Navigating Common Financial Challenges
Dealing with Debt
Debt can strain a relationship if not managed proactively. You should:
- Be transparent about existing debts.
- Develop a repayment plan together.
- Avoid blaming each other and focus on solutions.
Download this free resource which may be helpful as you navigate paying off debt.
Handling Income Disparities
When one partner earns significantly more than the other, it can create feelings of imbalance. To address this:
- Focus on contributions beyond income, such as household responsibilities or caregiving.
- Avoid “scorekeeping” and emphasize teamwork.
- Adjust budgeting strategies to reflect your combined resources.
Planning for Parenthood
Children bring joy and financial responsibilities. Couples should discuss:
- The costs of childcare, education, and extracurricular activities.
- Long-term goals, such as funding a 529 plan for college.
- Balancing career aspirations with family needs.
Avoiding a Gray Divorce
As couples age, the pressures of life, financial disagreements, and shifting priorities can strain even long-term marriages. However, proactive efforts can help you strengthen your bond and avoid a gray divorce.
Here’s some tips:
1. Maintain Open Communication
Life changes as we grow older, and so do financial needs and priorities. Regularly revisiting your goals and expectations is key to staying on the same page. Discuss topics such as:
- Retirement dreams and plans.
- How to manage healthcare expenses.
- Supporting adult children or aging parents.
2. Keep Financial Goals Aligned
Diverging financial goals can create tension over time. Avoid this by:
- Reviewing and updating financial plans together.
- Setting mutual goals, such as downsizing, traveling, or pursuing hobbies.
- Balancing individual aspirations with shared responsibilities.
3. Prioritize Quality Time
As children leave the nest and careers wind down, it’s essential to rediscover your relationship outside of parenting and work. Strengthen your bond by:
- Scheduling regular date nights.
- Exploring new hobbies or interests together.
- Traveling or creating shared experiences that bring joy.
4. Address Financial Conflicts Early
Unresolved financial conflicts can fester over time. Address disagreements by:
- Seeking a neutral perspective, such as a financial counselor or mediator.
- Practicing empathy and focusing on solutions.
- Committing to regular check-ins to prevent small issues from becoming larger problems.
5. Plan for Retirement Together
Retirement can be a significant life transition, and differing expectations can lead to conflict.
- Discuss what retirement looks like for each of you—working part-time, volunteering, or enjoying leisure activities.
- Ensure you both are financially prepared for this phase of life.
- Agree on a shared vision for spending and saving during retirement.
6. Keep the Romance Alive
While finances are a practical matter, emotional connection is just as crucial.

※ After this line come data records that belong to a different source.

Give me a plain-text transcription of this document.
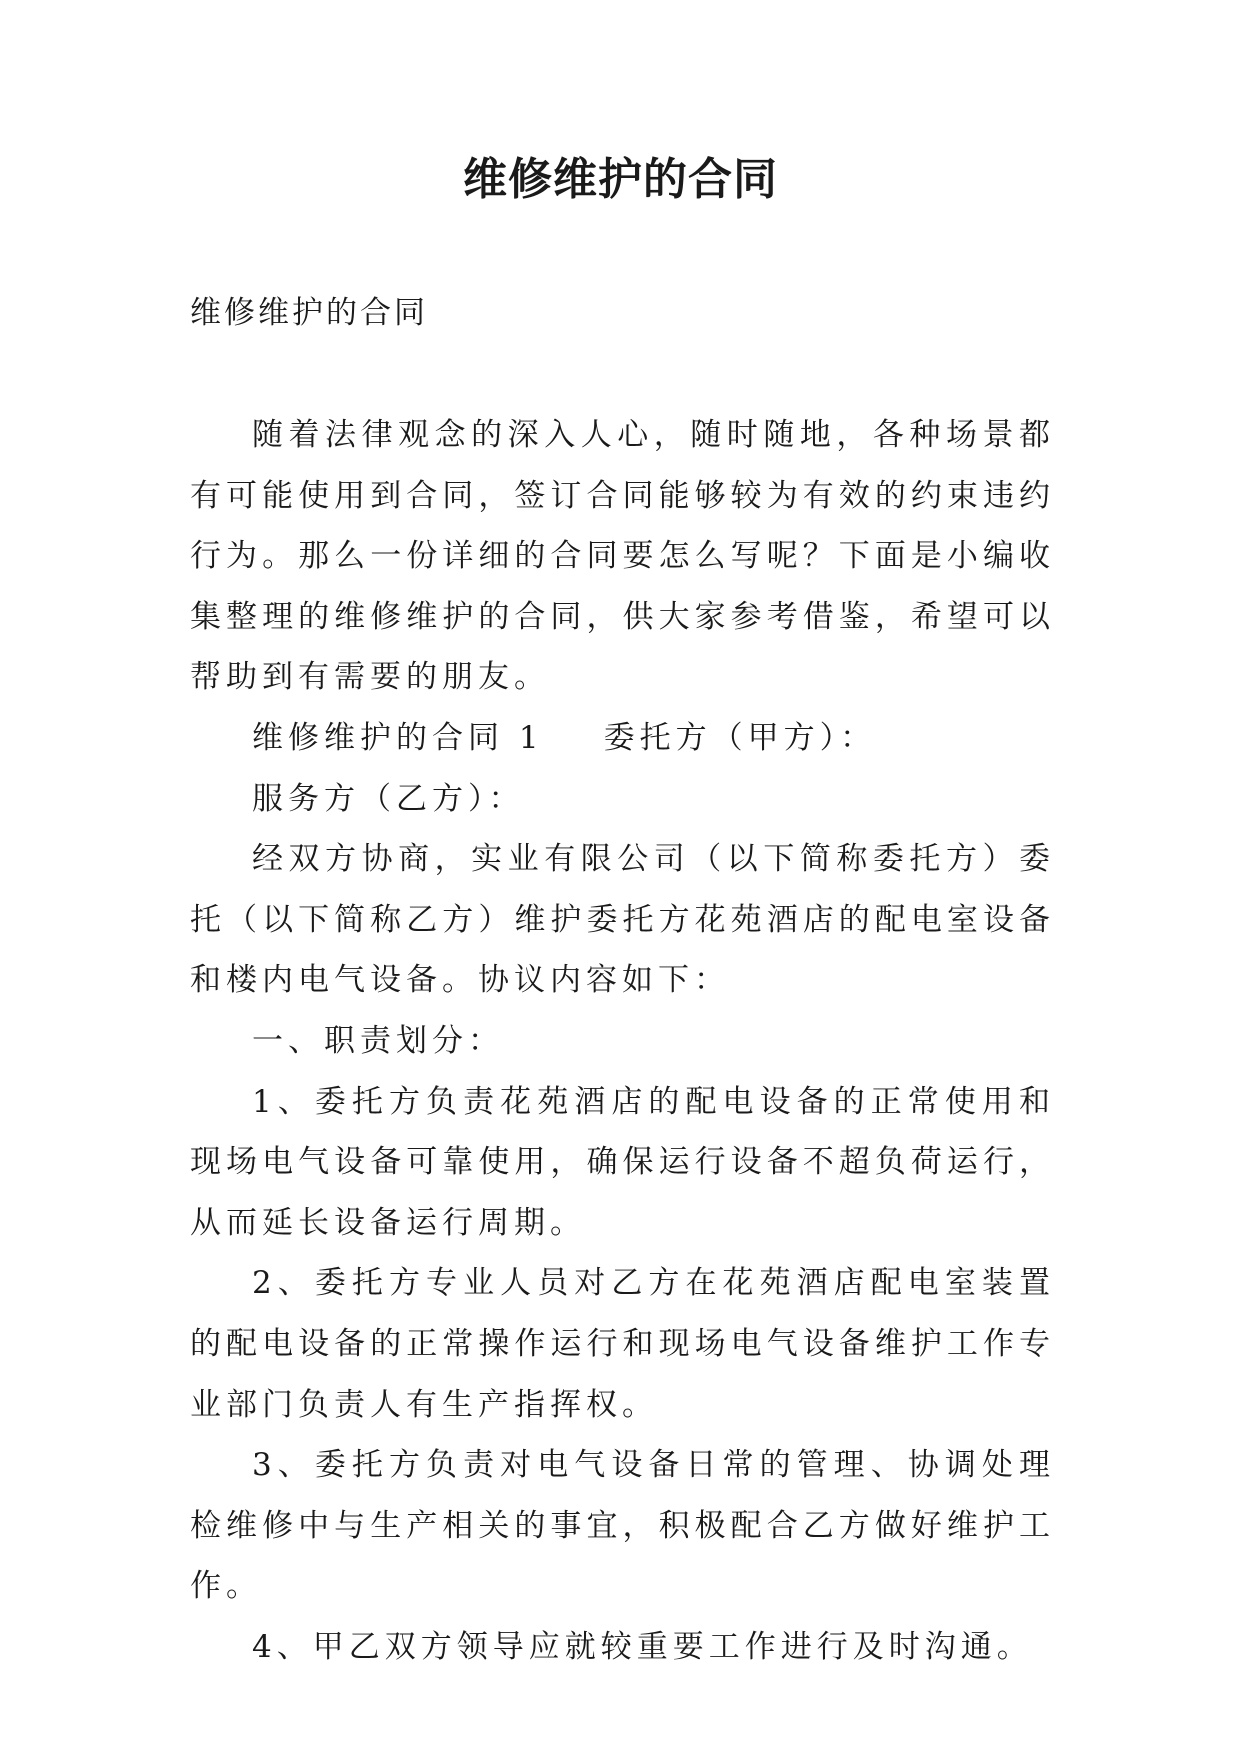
维修维护的合同

维修维护的合同

随着法律观念的深入人心，随时随地，各种场景都有可能使用到合同，签订合同能够较为有效的约束违约行为。那么一份详细的合同要怎么写呢？下面是小编收集整理的维修维护的合同，供大家参考借鉴，希望可以帮助到有需要的朋友。

维修维护的合同 1 委托方（甲方）：

服务方（乙方）：

经双方协商，实业有限公司（以下简称委托方）委托（以下简称乙方）维护委托方花苑酒店的配电室设备和楼内电气设备。协议内容如下：

一、职责划分：

1、委托方负责花苑酒店的配电设备的正常使用和现场电气设备可靠使用，确保运行设备不超负荷运行，从而延长设备运行周期。

2、委托方专业人员对乙方在花苑酒店配电室装置的配电设备的正常操作运行和现场电气设备维护工作专业部门负责人有生产指挥权。

3、委托方负责对电气设备日常的管理、协调处理检维修中与生产相关的事宜，积极配合乙方做好维护工作。

4、甲乙双方领导应就较重要工作进行及时沟通。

Keep the romance alive by:
- Celebrating milestones and achievements.
- Showing appreciation for each other’s contributions.
- Making time for each other, even amid busy schedules.
While money is a common source of tension, it can also be a tool for connection and growth. By prioritizing transparency, teamwork, and long-term planning, you can build a financial partnership that strengthens your marriage.
This February, as we celebrate love, take the opportunity to nurture your financial partnership. Whether you’re newlyweds, seasoned partners, or working to avoid the challenges of a gray divorce, remember that financial harmony is achievable. By working together, you can create a stronger, more resilient marriage that stands the test of time—and money.